Photo by: Heng Chivoan/Phnom Penh Post

A police officer flags down alleged traffic offenders on a street in Phnom Penh yesterday.

A new traffic law requiring that car and truck drivers receive traffic tickets to be paid at police offices rather than pay fines on the spot has been in effect since Tuesday, but rights groups remain concerned the system will encourage rather than combat bribery.

San Chey, coordinator for Affiliated Network for Social Accountability in East Asia and the Pacific, said the inconvenience of paying the fine at a separate location could encourage drivers and police to co-operate in engaging in bribery.

“Have a quick look at whether this mechanism is transparent. Where is the spot of the fine? Is it far or near? Will people fined go to pay or not?” San Chey said yesterday.

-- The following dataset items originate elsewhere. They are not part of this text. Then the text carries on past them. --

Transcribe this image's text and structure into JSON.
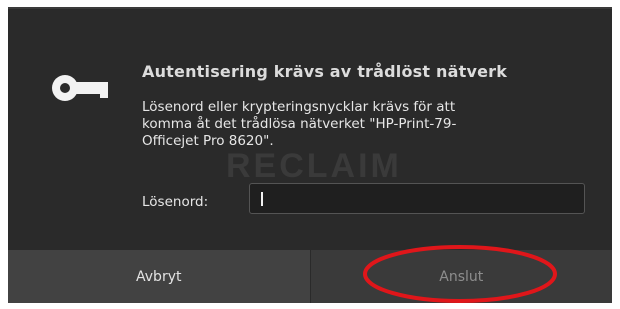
{
  "dialog": {
    "icon": "key-icon",
    "title": "Autentisering krävs av trådlöst nätverk",
    "message_lines": [
      "Lösenord eller krypteringsnycklar krävs för att",
      "komma åt det trådlösa nätverket \"HP-Print-79-",
      "Officejet Pro 8620\"."
    ],
    "watermark": "RECLAIM",
    "password_label": "Lösenord:",
    "password_value": "",
    "buttons": {
      "cancel": "Avbryt",
      "connect": "Anslut"
    },
    "colors": {
      "background": "#2a2a2a",
      "highlight_ring": "#e0161a"
    }
  }
}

This was especially an issue for the extensive stretches of national roads that connect the provinces, he said.

National police commissioner spokesman Kirt Chantharith said the new law, on the contrary, would ensure officials did not fine drivers improperly.

“Our target, most importantly, is to reduce illegal activity along the roads, not allowing our officials the opportunity to fine someone without a ticket,” he said.

The amount of the fine was stated on the ticket to guard against bribes, he said.

There are 11 traffic police offices in Phnom Penh, according to Phnom Penh deputy police chief Chev Hak.